The quicker you do it the better, and the more C&C you'll get


----------



## mangtarn (Nov 15, 2011)

i broke the clicky linky rule and...
:thumbup:*NICE SORORITY GIRLS*:thumbup:

on second thought, they are alright... the ones at my school are better 

most of the photos are nicely done, some of them can have better composition.


----------



## Forkie (Nov 16, 2011)

I had a click too.  Some hotties there!  Although I've never quite grasped what the American high school sorority thing is all about, except that (according to a couple of choice websites I sometimes frequent...ahem) they seem to be pleasingly and acceptably promiscuous.  Which is nice.


----------



## mangtarn (Nov 16, 2011)

haha those are college sororities mate. i know a few of the 'sisters' in my school (canadian university) and they are all seemingly nice girls. they are promiscuous but only to frat guys


----------



## Forkie (Nov 16, 2011)

mangtarn said:


> haha those are college sororities mate. i know a few of the 'sisters' in my school (canadian university) and they are all seemingly nice girls. they are promiscuous but only to frat guys



But what is the actual point of fraternities/sororities?  Do they have an actual function other than a beginner's introduction to gang culture?!


----------



## Derrel (Nov 16, 2011)

Forkie said:


> mangtarn said:
> 
> 
> > haha those are college sororities mate. i know a few of the 'sisters' in my school (canadian university) and they are all seemingly nice girls. they are promiscuous but only to frat guys
> ...



They're about "doing community service", which means getting drunk at blowout frat parties, and getting layed.
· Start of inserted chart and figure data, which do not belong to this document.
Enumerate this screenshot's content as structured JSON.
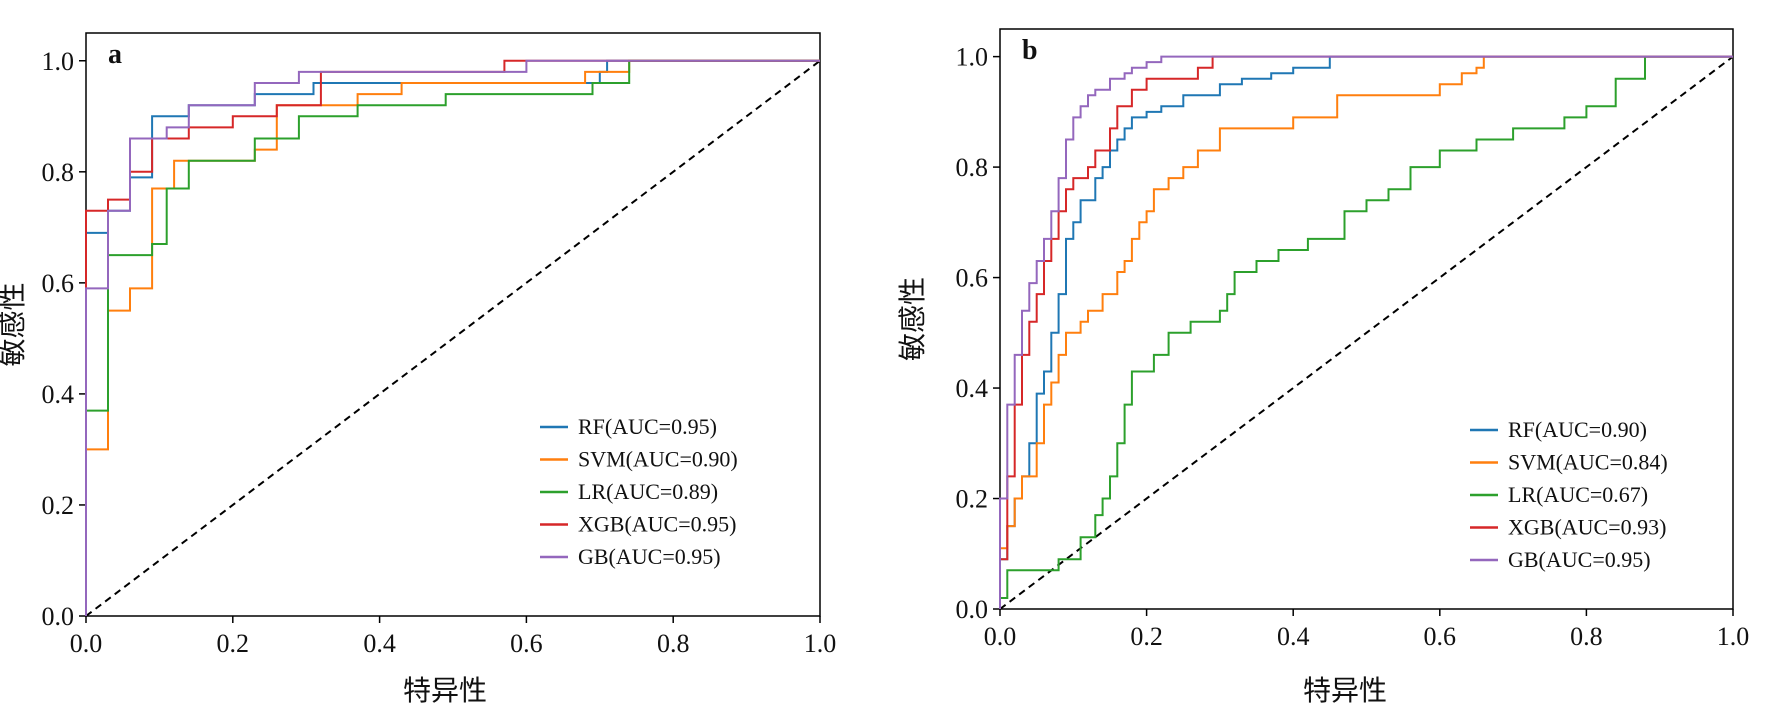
{
  "chart_data": [
    {
      "type": "line",
      "panel_label": "a",
      "xlabel": "特异性",
      "ylabel": "敏感性",
      "xlim": [
        0,
        1
      ],
      "ylim": [
        0,
        1.05
      ],
      "xticks": [
        "0.0",
        "0.2",
        "0.4",
        "0.6",
        "0.8",
        "1.0"
      ],
      "yticks": [
        "0.0",
        "0.2",
        "0.4",
        "0.6",
        "0.8",
        "1.0"
      ],
      "grid": false,
      "legend_position": "lower-right",
      "diagonal": {
        "style": "dashed",
        "color": "#000000",
        "from": [
          0,
          0
        ],
        "to": [
          1,
          1
        ]
      },
      "series": [
        {
          "name": "RF(AUC=0.95)",
          "color": "#1f77b4",
          "x": [
            0,
            0,
            0.03,
            0.03,
            0.06,
            0.06,
            0.09,
            0.09,
            0.14,
            0.14,
            0.23,
            0.23,
            0.31,
            0.31,
            0.42,
            0.42,
            0.7,
            0.7,
            0.71,
            0.71,
            1
          ],
          "y": [
            0,
            0.69,
            0.69,
            0.73,
            0.73,
            0.79,
            0.79,
            0.9,
            0.9,
            0.92,
            0.92,
            0.94,
            0.94,
            0.96,
            0.96,
            0.96,
            0.96,
            0.98,
            0.98,
            1,
            1
          ]
        },
        {
          "name": "SVM(AUC=0.90)",
          "color": "#ff7f0e",
          "x": [
            0,
            0,
            0.03,
            0.03,
            0.06,
            0.06,
            0.09,
            0.09,
            0.12,
            0.12,
            0.23,
            0.23,
            0.26,
            0.26,
            0.37,
            0.37,
            0.43,
            0.43,
            0.68,
            0.68,
            0.74,
            0.74,
            1
          ],
          "y": [
            0,
            0.3,
            0.3,
            0.55,
            0.55,
            0.59,
            0.59,
            0.77,
            0.77,
            0.82,
            0.82,
            0.84,
            0.84,
            0.92,
            0.92,
            0.94,
            0.94,
            0.96,
            0.96,
            0.98,
            0.98,
            1,
            1
          ]
        },
        {
          "name": "LR(AUC=0.89)",
          "color": "#2ca02c",
          "x": [
            0,
            0,
            0.03,
            0.03,
            0.09,
            0.09,
            0.11,
            0.11,
            0.14,
            0.14,
            0.23,
            0.23,
            0.29,
            0.29,
            0.37,
            0.37,
            0.49,
            0.49,
            0.69,
            0.69,
            0.74,
            0.74,
            1
          ],
          "y": [
            0,
            0.37,
            0.37,
            0.65,
            0.65,
            0.67,
            0.67,
            0.77,
            0.77,
            0.82,
            0.82,
            0.86,
            0.86,
            0.9,
            0.9,
            0.92,
            0.92,
            0.94,
            0.94,
            0.96,
            0.96,
            1,
            1
          ]
        },
        {
          "name": "XGB(AUC=0.95)",
          "color": "#d62728",
          "x": [
            0,
            0,
            0.03,
            0.03,
            0.06,
            0.06,
            0.09,
            0.09,
            0.14,
            0.14,
            0.2,
            0.2,
            0.26,
            0.26,
            0.32,
            0.32,
            0.57,
            0.57,
            0.6,
            0.6,
            1
          ],
          "y": [
            0,
            0.73,
            0.73,
            0.75,
            0.75,
            0.8,
            0.8,
            0.86,
            0.86,
            0.88,
            0.88,
            0.9,
            0.9,
            0.92,
            0.92,
            0.98,
            0.98,
            1,
            1,
            1,
            1
          ]
        },
        {
          "name": "GB(AUC=0.95)",
          "color": "#9467bd",
          "x": [
            0,
            0,
            0.03,
            0.03,
            0.06,
            0.06,
            0.11,
            0.11,
            0.14,
            0.14,
            0.23,
            0.23,
            0.29,
            0.29,
            0.6,
            0.6,
            1
          ],
          "y": [
            0,
            0.59,
            0.59,
            0.73,
            0.73,
            0.86,
            0.86,
            0.88,
            0.88,
            0.92,
            0.92,
            0.96,
            0.96,
            0.98,
            0.98,
            1,
            1
          ]
        }
      ]
    },
    {
      "type": "line",
      "panel_label": "b",
      "xlabel": "特异性",
      "ylabel": "敏感性",
      "xlim": [
        0,
        1
      ],
      "ylim": [
        0,
        1.05
      ],
      "xticks": [
        "0.0",
        "0.2",
        "0.4",
        "0.6",
        "0.8",
        "1.0"
      ],
      "yticks": [
        "0.0",
        "0.2",
        "0.4",
        "0.6",
        "0.8",
        "1.0"
      ],
      "grid": false,
      "legend_position": "lower-right",
      "diagonal": {
        "style": "dashed",
        "color": "#000000",
        "from": [
          0,
          0
        ],
        "to": [
          1,
          1
        ]
      },
      "series": [
        {
          "name": "RF(AUC=0.90)",
          "color": "#1f77b4",
          "x": [
            0,
            0,
            0.01,
            0.01,
            0.02,
            0.02,
            0.03,
            0.03,
            0.04,
            0.04,
            0.05,
            0.05,
            0.06,
            0.06,
            0.07,
            0.07,
            0.08,
            0.08,
            0.09,
            0.09,
            0.1,
            0.1,
            0.11,
            0.11,
            0.13,
            0.13,
            0.14,
            0.14,
            0.15,
            0.15,
            0.16,
            0.16,
            0.17,
            0.17,
            0.18,
            0.18,
            0.2,
            0.2,
            0.22,
            0.22,
            0.25,
            0.25,
            0.3,
            0.3,
            0.33,
            0.33,
            0.37,
            0.37,
            0.4,
            0.4,
            0.45,
            0.45,
            1
          ],
          "y": [
            0,
            0.09,
            0.09,
            0.15,
            0.15,
            0.2,
            0.2,
            0.24,
            0.24,
            0.3,
            0.3,
            0.39,
            0.39,
            0.43,
            0.43,
            0.5,
            0.5,
            0.57,
            0.57,
            0.67,
            0.67,
            0.7,
            0.7,
            0.74,
            0.74,
            0.78,
            0.78,
            0.8,
            0.8,
            0.83,
            0.83,
            0.85,
            0.85,
            0.87,
            0.87,
            0.89,
            0.89,
            0.9,
            0.9,
            0.91,
            0.91,
            0.93,
            0.93,
            0.95,
            0.95,
            0.96,
            0.96,
            0.97,
            0.97,
            0.98,
            0.98,
            1,
            1
          ]
        },
        {
          "name": "SVM(AUC=0.84)",
          "color": "#ff7f0e",
          "x": [
            0,
            0,
            0.01,
            0.01,
            0.02,
            0.02,
            0.03,
            0.03,
            0.05,
            0.05,
            0.06,
            0.06,
            0.07,
            0.07,
            0.08,
            0.08,
            0.09,
            0.09,
            0.11,
            0.11,
            0.12,
            0.12,
            0.14,
            0.14,
            0.16,
            0.16,
            0.17,
            0.17,
            0.18,
            0.18,
            0.19,
            0.19,
            0.2,
            0.2,
            0.21,
            0.21,
            0.23,
            0.23,
            0.25,
            0.25,
            0.27,
            0.27,
            0.3,
            0.3,
            0.4,
            0.4,
            0.46,
            0.46,
            0.6,
            0.6,
            0.63,
            0.63,
            0.65,
            0.65,
            0.66,
            0.66,
            1
          ],
          "y": [
            0,
            0.11,
            0.11,
            0.15,
            0.15,
            0.2,
            0.2,
            0.24,
            0.24,
            0.3,
            0.3,
            0.37,
            0.37,
            0.41,
            0.41,
            0.46,
            0.46,
            0.5,
            0.5,
            0.52,
            0.52,
            0.54,
            0.54,
            0.57,
            0.57,
            0.61,
            0.61,
            0.63,
            0.63,
            0.67,
            0.67,
            0.7,
            0.7,
            0.72,
            0.72,
            0.76,
            0.76,
            0.78,
            0.78,
            0.8,
            0.8,
            0.83,
            0.83,
            0.87,
            0.87,
            0.89,
            0.89,
            0.93,
            0.93,
            0.95,
            0.95,
            0.97,
            0.97,
            0.98,
            0.98,
            1,
            1
          ]
        },
        {
          "name": "LR(AUC=0.67)",
          "color": "#2ca02c",
          "x": [
            0,
            0,
            0.01,
            0.01,
            0.08,
            0.08,
            0.11,
            0.11,
            0.13,
            0.13,
            0.14,
            0.14,
            0.15,
            0.15,
            0.16,
            0.16,
            0.17,
            0.17,
            0.18,
            0.18,
            0.21,
            0.21,
            0.23,
            0.23,
            0.26,
            0.26,
            0.3,
            0.3,
            0.31,
            0.31,
            0.32,
            0.32,
            0.35,
            0.35,
            0.38,
            0.38,
            0.42,
            0.42,
            0.47,
            0.47,
            0.5,
            0.5,
            0.53,
            0.53,
            0.56,
            0.56,
            0.6,
            0.6,
            0.65,
            0.65,
            0.7,
            0.7,
            0.77,
            0.77,
            0.8,
            0.8,
            0.84,
            0.84,
            0.88,
            0.88,
            1
          ],
          "y": [
            0,
            0.02,
            0.02,
            0.07,
            0.07,
            0.09,
            0.09,
            0.13,
            0.13,
            0.17,
            0.17,
            0.2,
            0.2,
            0.24,
            0.24,
            0.3,
            0.3,
            0.37,
            0.37,
            0.43,
            0.43,
            0.46,
            0.46,
            0.5,
            0.5,
            0.52,
            0.52,
            0.54,
            0.54,
            0.57,
            0.57,
            0.61,
            0.61,
            0.63,
            0.63,
            0.65,
            0.65,
            0.67,
            0.67,
            0.72,
            0.72,
            0.74,
            0.74,
            0.76,
            0.76,
            0.8,
            0.8,
            0.83,
            0.83,
            0.85,
            0.85,
            0.87,
            0.87,
            0.89,
            0.89,
            0.91,
            0.91,
            0.96,
            0.96,
            1,
            1
          ]
        },
        {
          "name": "XGB(AUC=0.93)",
          "color": "#d62728",
          "x": [
            0,
            0,
            0.01,
            0.01,
            0.02,
            0.02,
            0.03,
            0.03,
            0.04,
            0.04,
            0.05,
            0.05,
            0.06,
            0.06,
            0.07,
            0.07,
            0.08,
            0.08,
            0.09,
            0.09,
            0.1,
            0.1,
            0.12,
            0.12,
            0.13,
            0.13,
            0.15,
            0.15,
            0.16,
            0.16,
            0.18,
            0.18,
            0.2,
            0.2,
            0.27,
            0.27,
            0.29,
            0.29,
            1
          ],
          "y": [
            0,
            0.09,
            0.09,
            0.24,
            0.24,
            0.37,
            0.37,
            0.46,
            0.46,
            0.52,
            0.52,
            0.57,
            0.57,
            0.63,
            0.63,
            0.67,
            0.67,
            0.72,
            0.72,
            0.76,
            0.76,
            0.78,
            0.78,
            0.8,
            0.8,
            0.83,
            0.83,
            0.87,
            0.87,
            0.91,
            0.91,
            0.94,
            0.94,
            0.96,
            0.96,
            0.98,
            0.98,
            1,
            1
          ]
        },
        {
          "name": "GB(AUC=0.95)",
          "color": "#9467bd",
          "x": [
            0,
            0,
            0.01,
            0.01,
            0.02,
            0.02,
            0.03,
            0.03,
            0.04,
            0.04,
            0.05,
            0.05,
            0.06,
            0.06,
            0.07,
            0.07,
            0.08,
            0.08,
            0.09,
            0.09,
            0.1,
            0.1,
            0.11,
            0.11,
            0.12,
            0.12,
            0.13,
            0.13,
            0.15,
            0.15,
            0.17,
            0.17,
            0.18,
            0.18,
            0.2,
            0.2,
            0.22,
            0.22,
            1
          ],
          "y": [
            0,
            0.2,
            0.2,
            0.37,
            0.37,
            0.46,
            0.46,
            0.54,
            0.54,
            0.59,
            0.59,
            0.63,
            0.63,
            0.67,
            0.67,
            0.72,
            0.72,
            0.78,
            0.78,
            0.85,
            0.85,
            0.89,
            0.89,
            0.91,
            0.91,
            0.93,
            0.93,
            0.94,
            0.94,
            0.96,
            0.96,
            0.97,
            0.97,
            0.98,
            0.98,
            0.99,
            0.99,
            1,
            1
          ]
        }
      ]
    }
  ]
}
Oh, and "doing community service".


----------



## jake337 (Nov 16, 2011)

Forkie said:


> mangtarn said:
> 
> 
> > haha those are college sororities mate. i know a few of the 'sisters' in my school (canadian university) and they are all seemingly nice girls. they are promiscuous but only to frat guys
> ...



Connections and networking.  


This is what Google told me....Benefits of Joining a Sorority or Fraternity


----------



## mangtarn (Nov 16, 2011)

from a current student's (me) perspective, there are definitely benefits of being a part of the greek system, such as social networking ("exchanges"-fancy name for parties, sports events) and 'community services' (most houses do require members to do a certain hours of volunteer work per semester). some houses even require their pledges to maintain a 70% average in the first year of their membership. it's a great way to get involved.
however when you gather a large number of male and female 'young adults' and add alcohol, things definitely start going sideways 

it also costs quite a bit of money, but those girls are not the ones paying


----------



## Derrel (Nov 16, 2011)

mangtarn said:


> from a current student's (me) perspective, there are definitely benefits of being a part of the greek system, such as social networking ("exchanges"-fancy name for parties, sports events) and 'community services' (most houses do require members to do a certain hours of volunteer work per semester). some houses even require their pledges to maintain a 70% average in the first year of their membership. it's a great way to get involved.
> *however when you gather a large number of male and female 'young adults' and add alcohol, things definitely start going sideways*
> 
> it also costs quite a bit of money, but those girls are not the ones paying



Diz-actly...we know what the Greek is in the Greek system...


----------